Theories for the star's behavior ranged from telescope malfunctions to comet fragments moving in an elliptical orbit around the star. Another hypothesis was that a dusty debris disk could be enveloping a black hole located between KIC 8462852 and Earth, National Geographic reports.
Meanwhile, Penn State astronomer Jason Wright hypothesized that alien megastructures, otherwise known as Dyson Spheres, could be harvesting energy from KIC 8462852. (This idea was swiftly debunked.)
To find some answers, Boyajian and colleagues performed follow-up research from March 2016 to December 2017 that was funded through a Kickstarter campaign that raised more than $100,000. Using ground telescopes provided by Las Cumbres Observatory in Goleta, California (and numerous volunteer telescopes around the world), they noted four additional instances in which KIC 8462852 dimmed for stretches of time ranging from days to weeks, according to Gizmodo. (Kickstarter supporters even got to name these instances.)
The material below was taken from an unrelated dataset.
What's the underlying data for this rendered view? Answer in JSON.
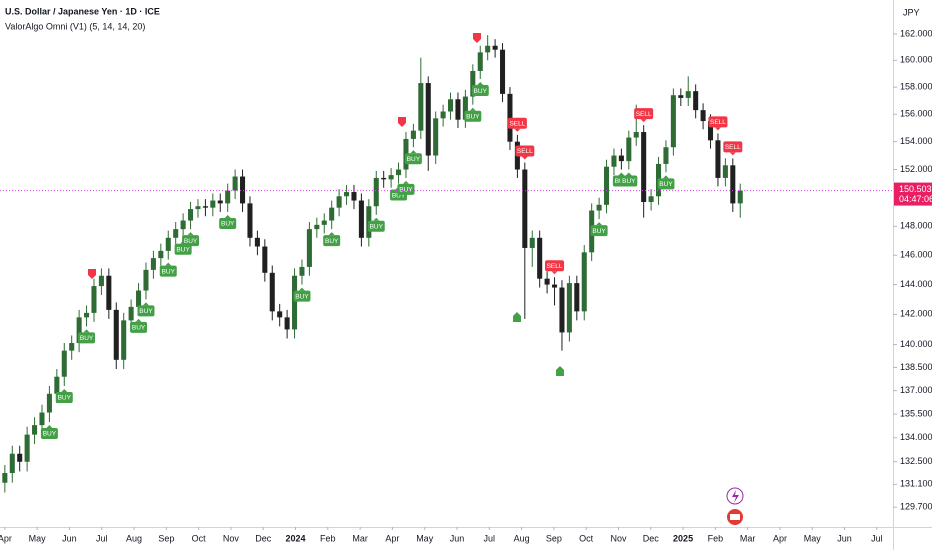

So far, real-time data from this new study suggests that space dust (perhaps the fragments of a recently destroyed planet or moon) is the likely answer for KIC 8462852's unusual flickering. But no conclusive results have been reached quite yet. For now, the star will continue to stymie scientists. At least they can finally eliminate the phrase "alien megastructure" from their vocabularies.